Das Schaf ist der Inbegriff eines Wesens, das alles erduldet, alles mit sich machen läßt. Als das Tier, das am frühesten gezähmt wurde, steht es in allen Kulturen, stand es in der ganzen menschlichen Zivilisationsgeschichte bequem bereit als Sinnbild der Reinheit, der Unschuld, der Geduld und der Sanftmut. Es ist das Opfertier schlechthin, das bei Ernten, Geburten, Siegen und allen möglichen Ereignissen und gefährlichen Situationen geschlachtet wurde.

Schon in der Bronzezeit wurden häufig Schafsteile als Grabbeigaben verwendet. Gott befahl Moses, das Blut eines Lammes an die Türpfosten zu streichen als Schutzzeichen bei der geplanten Vernichtung aller Erstgeburten in Ägypten. Wenn auf den zahllosen Bildern des Isaakopfers der Engel dem Vater in den Arm fällt, um ihn vom Opfer des Sohnes abzuhalten, steht immer schon das Lamm bereit, an dessen Stelle zu treten.
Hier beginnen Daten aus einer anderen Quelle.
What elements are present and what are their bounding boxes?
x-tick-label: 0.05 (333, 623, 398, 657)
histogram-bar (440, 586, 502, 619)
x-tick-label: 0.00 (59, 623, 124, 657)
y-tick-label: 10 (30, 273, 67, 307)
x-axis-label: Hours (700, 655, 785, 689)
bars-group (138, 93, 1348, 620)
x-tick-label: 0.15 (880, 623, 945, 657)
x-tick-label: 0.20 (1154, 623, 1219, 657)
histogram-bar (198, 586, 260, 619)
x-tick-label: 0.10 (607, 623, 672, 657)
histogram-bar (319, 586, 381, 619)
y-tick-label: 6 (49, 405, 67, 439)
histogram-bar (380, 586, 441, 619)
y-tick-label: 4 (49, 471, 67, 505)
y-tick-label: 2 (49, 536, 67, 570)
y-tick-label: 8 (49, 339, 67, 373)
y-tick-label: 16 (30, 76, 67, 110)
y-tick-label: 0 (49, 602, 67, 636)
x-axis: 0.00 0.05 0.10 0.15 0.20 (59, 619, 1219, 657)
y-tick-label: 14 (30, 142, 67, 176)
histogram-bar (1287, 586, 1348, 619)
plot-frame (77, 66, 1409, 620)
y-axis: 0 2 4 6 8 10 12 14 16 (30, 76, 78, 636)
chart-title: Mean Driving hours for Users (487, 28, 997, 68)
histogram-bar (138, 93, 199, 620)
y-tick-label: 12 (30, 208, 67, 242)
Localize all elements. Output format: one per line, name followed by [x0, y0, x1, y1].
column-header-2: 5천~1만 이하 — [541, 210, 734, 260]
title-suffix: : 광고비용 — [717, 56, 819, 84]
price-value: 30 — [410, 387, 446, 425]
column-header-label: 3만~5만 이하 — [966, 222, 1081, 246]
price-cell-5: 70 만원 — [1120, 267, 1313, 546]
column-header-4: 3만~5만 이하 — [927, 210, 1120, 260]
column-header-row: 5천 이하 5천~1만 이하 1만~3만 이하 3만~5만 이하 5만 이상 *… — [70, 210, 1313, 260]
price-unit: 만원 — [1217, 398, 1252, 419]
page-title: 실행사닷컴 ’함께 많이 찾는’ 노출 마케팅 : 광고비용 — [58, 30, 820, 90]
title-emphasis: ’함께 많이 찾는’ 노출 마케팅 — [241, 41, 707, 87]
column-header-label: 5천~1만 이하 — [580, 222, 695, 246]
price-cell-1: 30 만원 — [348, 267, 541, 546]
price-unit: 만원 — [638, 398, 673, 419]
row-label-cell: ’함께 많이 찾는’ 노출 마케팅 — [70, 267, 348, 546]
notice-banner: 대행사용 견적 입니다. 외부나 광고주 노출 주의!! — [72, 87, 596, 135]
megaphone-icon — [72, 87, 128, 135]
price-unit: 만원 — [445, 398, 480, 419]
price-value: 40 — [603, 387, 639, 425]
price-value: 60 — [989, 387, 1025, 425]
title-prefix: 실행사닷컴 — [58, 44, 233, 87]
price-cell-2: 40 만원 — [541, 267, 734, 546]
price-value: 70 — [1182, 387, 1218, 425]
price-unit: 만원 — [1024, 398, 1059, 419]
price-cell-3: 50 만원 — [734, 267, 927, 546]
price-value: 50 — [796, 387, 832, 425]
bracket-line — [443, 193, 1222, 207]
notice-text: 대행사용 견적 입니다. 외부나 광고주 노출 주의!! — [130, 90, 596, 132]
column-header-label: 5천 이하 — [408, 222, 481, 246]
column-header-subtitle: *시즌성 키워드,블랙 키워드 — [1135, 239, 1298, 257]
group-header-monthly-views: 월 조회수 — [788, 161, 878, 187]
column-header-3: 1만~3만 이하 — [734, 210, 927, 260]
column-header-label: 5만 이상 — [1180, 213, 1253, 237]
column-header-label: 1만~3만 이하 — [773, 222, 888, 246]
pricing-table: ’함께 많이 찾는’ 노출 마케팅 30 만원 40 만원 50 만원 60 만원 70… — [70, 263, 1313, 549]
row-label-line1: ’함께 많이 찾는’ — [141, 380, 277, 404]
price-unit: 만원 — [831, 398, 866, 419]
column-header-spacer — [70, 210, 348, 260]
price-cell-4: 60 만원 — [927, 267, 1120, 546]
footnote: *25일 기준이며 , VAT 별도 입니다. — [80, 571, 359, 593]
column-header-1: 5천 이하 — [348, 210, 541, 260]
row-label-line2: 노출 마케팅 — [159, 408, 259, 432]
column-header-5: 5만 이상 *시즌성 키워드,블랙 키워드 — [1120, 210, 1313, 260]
Das Lamm war auch in der christlichen Bilderwelt allgegenwärtig es ist das beliebteste Symbol für Christus. Jesaja hatte prophezeit: "Da er gestreift und gemartert ward, tat er seinen Mund nicht auf wie ein Lamm, das zur Schlachtbank geführt wird, und wie ein Schaf, das verstummt vor seinem Scherer und seinen Mund nicht auftut." Johannes der Täufer hatte, als er Christus zuerst sah, ausgerufen: "Siehe, das Lamm Gottes, das die Sünde der Welt wegnimmt."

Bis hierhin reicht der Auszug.